I Have So Many Balls In The Air I Can’t See The Sky
I was talking to one of my best friends earlier this week and she said something that stuck with me. She said, “I have so many balls in the air, I can’t see the sky.”
Wow. What a powerful statement and I couldn’t help but think about how overwhelming grief can be when I hung up the phone.
When a significant loss slams into our predictable and comfortable world, life tips on its side and in most cases, it completely turns upside down.
Nothing feels right and everything feels wrong.
Loss and the grief that shows up leaves all that once felt safe and organized scattered in broken pieces all over the floor. It is messy and there is no easy way to clean it up.
Suddenly, life feels like a tangled ball of emotions and no matter how hard you might try to find a balance and make sense of the mess, people often find themselves attempting to juggle several tangled balls in the air. And all at the same time.
How could grief not be overwhelming?
I continue to drift back to the vision of so many balls in the air you can’t see the sky and when I think of my own grief experiences, I can relate to the feeling of not being able to see the sky.
Grief is blinding. Cloudy. And it can be hard to hang on to even the slightest piece of clarity for the shortest periods of time.
There are so many things to manage in the web of grief. It can feel as if you are thrown into a maze and as hard as you search, there are no maps to guide you out.

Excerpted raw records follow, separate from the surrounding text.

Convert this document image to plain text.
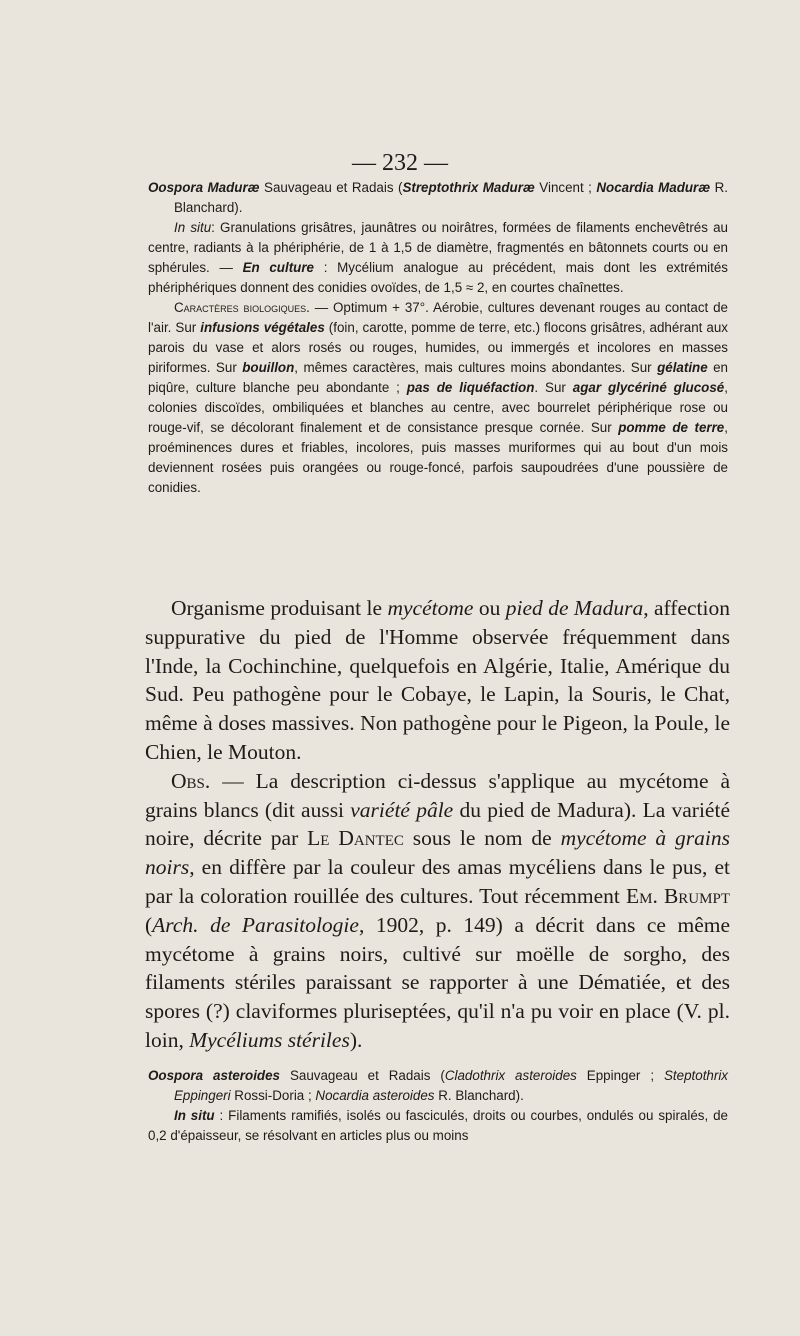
— 232 —

Oospora Maduræ Sauvageau et Radais (Streptothrix Maduræ Vincent ; Nocardia Maduræ R. Blanchard).

In situ: Granulations grisâtres, jaunâtres ou noirâtres, formées de filaments enchevêtrés au centre, radiants à la phériphérie, de 1 à 1,5 de diamètre, fragmentés en bâtonnets courts ou en sphérules. — En culture : Mycélium analogue au précédent, mais dont les extrémités phériphériques donnent des conidies ovoïdes, de 1,5 ≈ 2, en courtes chaînettes.

Caractères biologiques. — Optimum + 37°. Aérobie, cultures devenant rouges au contact de l'air. Sur infusions végétales (foin, carotte, pomme de terre, etc.) flocons grisâtres, adhérant aux parois du vase et alors rosés ou rouges, humides, ou immergés et incolores en masses piriformes. Sur bouillon, mêmes caractères, mais cultures moins abondantes. Sur gélatine en piqûre, culture blanche peu abondante ; pas de liquéfaction. Sur agar glycériné glucosé, colonies discoïdes, ombiliquées et blanches au centre, avec bourrelet périphérique rose ou rouge-vif, se décolorant finalement et de consistance presque cornée. Sur pomme de terre, proéminences dures et friables, incolores, puis masses muriformes qui au bout d'un mois deviennent rosées puis orangées ou rouge-foncé, parfois saupoudrées d'une poussière de conidies.

Organisme produisant le mycétome ou pied de Madura, affection suppurative du pied de l'Homme observée fréquemment dans l'Inde, la Cochinchine, quelquefois en Algérie, Italie, Amérique du Sud. Peu pathogène pour le Cobaye, le Lapin, la Souris, le Chat, même à doses massives. Non pathogène pour le Pigeon, la Poule, le Chien, le Mouton.

Obs. — La description ci-dessus s'applique au mycétome à grains blancs (dit aussi variété pâle du pied de Madura). La variété noire, décrite par Le Dantec sous le nom de mycétome à grains noirs, en diffère par la couleur des amas mycéliens dans le pus, et par la coloration rouillée des cultures. Tout récemment Em. Brumpt (Arch. de Parasitologie, 1902, p. 149) a décrit dans ce même mycétome à grains noirs, cultivé sur moëlle de sorgho, des filaments stériles paraissant se rapporter à une Dématiée, et des spores (?) claviformes pluriseptées, qu'il n'a pu voir en place (V. pl. loin, Mycéliums stériles).

Oospora asteroides Sauvageau et Radais (Cladothrix asteroides Eppinger ; Steptothrix Eppingeri Rossi-Doria ; Nocardia asteroides R. Blanchard).

In situ : Filaments ramifiés, isolés ou fasciculés, droits ou courbes, ondulés ou spiralés, de 0,2 d'épaisseur, se résolvant en articles plus ou moins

Life doesn’t stop when grief shows up and the world keeps spinning round and round when it feels as if your life has come to a complete stop. And in some ways it has.
But here’s the thing. The emotions of grief are not the only balls in the air. Grief is not the only thing to manage and that along with everything else is a heavy load to bear.
There are kids to take care of. Bills to pay. Shopping to do. Dogs to walk. Clothes to be washed. Meals to cook. Cleaning to do. Job responsibilities to fulfill.
And what about self-care? Taking a shower. Going for a walk? Talking to a friend. Going out to lunch. Getting plenty of rest or taking a nap?
“I have so many balls in the air, I can’t see the sky.”
Some of the “balls” can be delegated or ignored but not for long. Grieving or not, life has its demands.
There will be days when it feels impossible. Grief is exhausting and it can be a full-time job so how does one balance all of the other jobs we as human beings are expected to manage and do?
I wish I had a crystal clear path for you to follow or a personal assistant that could help you out for awhile. But the truth is, there are no easy answers when it comes to managing the grips of grief in the middle of it all.
It is important to try to find ways to let go of some of the balls so you can look up, catch your breath and take in the clear blue sky.
If grief has become a part of your life and you are struggling to find balance, here are a few things to keep in mind:
People like to help and especially when a loved one is going through a hard time. Lean on your tribe. I know it’s hard to ask for help but I can promise you there are friends and family looking for things they can do for you. Let them. Allow them to grocery shop, cook a meal or take the kids to the park.
Learn to say no. It can be hard to turn things down or say no but it is necessary for your well-being. Set boundaries and recognize when you are overloaded and need to take a step back from everything.
Stop trying to do it all. You are one person and you are grieving. Give yourself a break and remember there is no such thing as perfection. Set your priorities and let the rest go. For today.
If you have to go back to work, be honest with your boss. Let them know how you are really doing and if you need to take a break.
Carve out time (even if it’s short) for yourself every single day. Self-care is so important when grieving. Do something you love or that brings you joy.
Drink plenty of water and try to nourish your body with healthy foods. Stay away from vices that are going to make you feel worse.
There is healing in connection. Spend time with friends or family. Find people you trust and who are willing to listen.
Get outside. Nature is a powerful and natural healer.
Remember - you are human and it’s okay to have a bad day. It’s okay to cry or to not be okay. You are grieving and you need to allow yourself to feel all that you need to feel.
Be kind to yourself every step of the way.
I have a vision of balloons in the sky versus balls and how nice would it be if we could just run around and pop them one by one until things feel lighter to carry and we can soak in the beauty of the sky.
Perhaps it’s not that simple but it is my hope that you can find balance in the midst of your grief. That you can let go of some of the many balls you are trying to juggle and create space to do things that promote healing and bring you joy.
I’m sorry you are hurting and I’m sorry you are carrying grief in your heart. It may feel extra heavy right now but it won’t always feel this bad. You can learn to carry it forward and to grow around your grief one step at a time.
And - perhaps as the sharp edges of grief eventually softens, you won’t have so many balls in the air and you can see more stars sending you love and light from the sky.